The unprecedented release of ministerial mandate letters will be followed by the first release of progress reports this summer.
And with a cabinet shuffle allegedly on the horizon, delivering or faltering on those marching orders could set in motion ministerial promotions or demotions.
This explains the mad dash to unveil security legislation, foreign policy and the defense strategy this month as ministers scrambled to fill in the blanks on their mandate mid-terms.
But, because the overall results won’t be out until late July at the earliest, here are a sample of the best and worst performances, in my opinion.
Public Safety Minister Ralph Goodale has, at times, felt undervalued by the PMO, but when his experience is tested by tragedy or terrorism, he delivers a calm, competent response. The gulping goldfish opposition reaction to his new national security bill testifies he got in right in this key bill. Grade: A
Foreign Affairs Minister Chrystia Freeland is a close second at the top of the class. Despite her irritating tendency to boast of everything as her personal accomplishment, she has done well on trade talks and delivered a maestro performance in conducting the Trump administration with just the right amount of pushback in tone. Grade: A-
Finance Minister Bill Morneau is struggling. His deficit-bloated budget was so blasé, it triggered instant voter amnesia about the contents. His ability to communicate a coherent fiscal future is marginal and there’s been a run on the credibility of his signature infrastructure bank. Grade: C
House Leader Bardish Chagger is air traffic controller in the Commons with plenty of crash landings on her watch. The plodding pace of legislative progress, the animosity she’s incurred from her opposition counterparts and her blunder in handling Senate amendments on the budget bill proves this is no job for parliamentary beginners. The PMO should save her with a shuffle before September. Grade: D-
National Defence Minister Harjit Sajjan got a late save from low grades for unveiling a defence policy which targets most of the military’s chronic shortfalls. But the source of the money is still a mystery, which puts a question mark beside the architect of this armed forces revival. Grade: C+
And, finally, there’s the guy who won’t get a mandate letter progress report until voters give him a pass or fail in 2019.

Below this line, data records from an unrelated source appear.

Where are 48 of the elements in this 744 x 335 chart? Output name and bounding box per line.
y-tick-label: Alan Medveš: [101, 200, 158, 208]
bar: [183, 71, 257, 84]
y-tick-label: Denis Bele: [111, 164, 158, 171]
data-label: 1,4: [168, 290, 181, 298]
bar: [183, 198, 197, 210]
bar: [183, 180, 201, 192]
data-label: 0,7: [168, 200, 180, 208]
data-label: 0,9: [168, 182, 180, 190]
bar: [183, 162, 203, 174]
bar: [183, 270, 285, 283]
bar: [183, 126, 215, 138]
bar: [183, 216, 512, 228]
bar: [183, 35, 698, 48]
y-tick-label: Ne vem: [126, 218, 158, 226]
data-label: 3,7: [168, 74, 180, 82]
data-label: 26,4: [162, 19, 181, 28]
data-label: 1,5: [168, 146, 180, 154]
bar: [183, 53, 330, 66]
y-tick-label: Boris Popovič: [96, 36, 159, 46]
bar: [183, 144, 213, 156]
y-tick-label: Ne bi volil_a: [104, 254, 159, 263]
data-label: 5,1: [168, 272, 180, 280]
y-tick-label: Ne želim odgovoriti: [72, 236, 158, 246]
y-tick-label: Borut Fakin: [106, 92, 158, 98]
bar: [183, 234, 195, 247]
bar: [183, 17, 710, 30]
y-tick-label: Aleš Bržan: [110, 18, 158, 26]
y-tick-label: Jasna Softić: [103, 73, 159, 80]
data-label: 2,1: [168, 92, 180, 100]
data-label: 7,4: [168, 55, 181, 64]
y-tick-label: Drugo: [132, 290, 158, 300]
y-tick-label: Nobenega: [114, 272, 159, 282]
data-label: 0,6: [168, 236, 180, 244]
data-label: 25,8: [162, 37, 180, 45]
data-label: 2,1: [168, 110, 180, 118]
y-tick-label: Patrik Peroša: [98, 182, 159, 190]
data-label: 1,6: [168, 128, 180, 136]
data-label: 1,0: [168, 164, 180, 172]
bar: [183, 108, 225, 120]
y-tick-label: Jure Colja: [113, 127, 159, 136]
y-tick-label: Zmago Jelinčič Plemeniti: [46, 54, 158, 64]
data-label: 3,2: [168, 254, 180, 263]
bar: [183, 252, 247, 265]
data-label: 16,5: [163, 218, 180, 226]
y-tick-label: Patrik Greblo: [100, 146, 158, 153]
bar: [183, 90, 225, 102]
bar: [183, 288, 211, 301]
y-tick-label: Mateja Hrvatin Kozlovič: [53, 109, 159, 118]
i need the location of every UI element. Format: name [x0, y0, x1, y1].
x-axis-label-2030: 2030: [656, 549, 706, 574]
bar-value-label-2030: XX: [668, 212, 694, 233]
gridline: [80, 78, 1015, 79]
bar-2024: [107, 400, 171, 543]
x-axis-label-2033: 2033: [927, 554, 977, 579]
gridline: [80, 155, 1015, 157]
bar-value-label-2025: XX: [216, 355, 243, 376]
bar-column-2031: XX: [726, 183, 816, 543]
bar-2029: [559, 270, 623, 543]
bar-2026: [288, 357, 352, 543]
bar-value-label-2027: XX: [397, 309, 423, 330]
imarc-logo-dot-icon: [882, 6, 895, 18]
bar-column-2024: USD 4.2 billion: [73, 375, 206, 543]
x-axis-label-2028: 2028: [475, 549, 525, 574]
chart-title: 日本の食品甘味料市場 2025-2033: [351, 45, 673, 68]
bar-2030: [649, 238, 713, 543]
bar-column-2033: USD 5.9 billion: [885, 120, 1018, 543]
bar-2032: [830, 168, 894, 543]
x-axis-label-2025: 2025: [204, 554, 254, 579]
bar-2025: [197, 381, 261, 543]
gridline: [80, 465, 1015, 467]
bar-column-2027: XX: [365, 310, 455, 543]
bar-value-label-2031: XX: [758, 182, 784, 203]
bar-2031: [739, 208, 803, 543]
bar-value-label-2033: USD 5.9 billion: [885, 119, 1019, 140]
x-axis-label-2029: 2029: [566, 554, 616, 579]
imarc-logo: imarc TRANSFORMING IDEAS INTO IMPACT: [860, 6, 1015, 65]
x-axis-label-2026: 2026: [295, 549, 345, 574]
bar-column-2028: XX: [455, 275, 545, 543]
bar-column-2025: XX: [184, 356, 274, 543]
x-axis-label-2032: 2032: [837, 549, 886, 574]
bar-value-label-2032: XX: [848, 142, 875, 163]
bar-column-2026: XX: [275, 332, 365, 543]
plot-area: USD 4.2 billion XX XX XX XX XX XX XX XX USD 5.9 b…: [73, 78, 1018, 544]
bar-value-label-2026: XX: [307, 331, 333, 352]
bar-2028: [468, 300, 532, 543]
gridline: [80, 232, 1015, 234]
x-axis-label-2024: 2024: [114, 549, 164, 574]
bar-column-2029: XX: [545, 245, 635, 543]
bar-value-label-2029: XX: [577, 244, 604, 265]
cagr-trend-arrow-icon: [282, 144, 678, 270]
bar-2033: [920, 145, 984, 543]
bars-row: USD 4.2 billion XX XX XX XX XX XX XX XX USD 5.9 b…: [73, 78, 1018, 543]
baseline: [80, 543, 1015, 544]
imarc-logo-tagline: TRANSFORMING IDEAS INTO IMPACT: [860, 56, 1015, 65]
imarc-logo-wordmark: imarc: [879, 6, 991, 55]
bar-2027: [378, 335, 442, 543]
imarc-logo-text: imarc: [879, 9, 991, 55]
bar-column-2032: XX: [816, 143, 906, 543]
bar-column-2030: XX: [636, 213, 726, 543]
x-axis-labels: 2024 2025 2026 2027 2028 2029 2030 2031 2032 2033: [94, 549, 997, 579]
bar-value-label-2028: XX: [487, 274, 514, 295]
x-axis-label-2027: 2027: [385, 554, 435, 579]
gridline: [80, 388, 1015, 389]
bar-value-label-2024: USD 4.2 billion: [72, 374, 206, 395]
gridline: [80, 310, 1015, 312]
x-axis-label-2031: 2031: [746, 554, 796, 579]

Justin Trudeau continues to deliver plenty of style, but he’s not without legislative substance and Harperesque ruthlessness when provoked. His global outreach is impressive, particularly his ability not to inflame U.S. President Donald Trump. But his government’s spending curve is truly alarming and there are billions promised that are not adequately accounted for in the budget. The challenge for Trudeau in the second half of the mandate is to turn great gobs of time-wasting consultation, hesitant appointing and rhetoric-filled frameworks for discussion into tangible government accomplishment. No easy task. Grade: B
And that, until the progress reports come down, is The Last Word.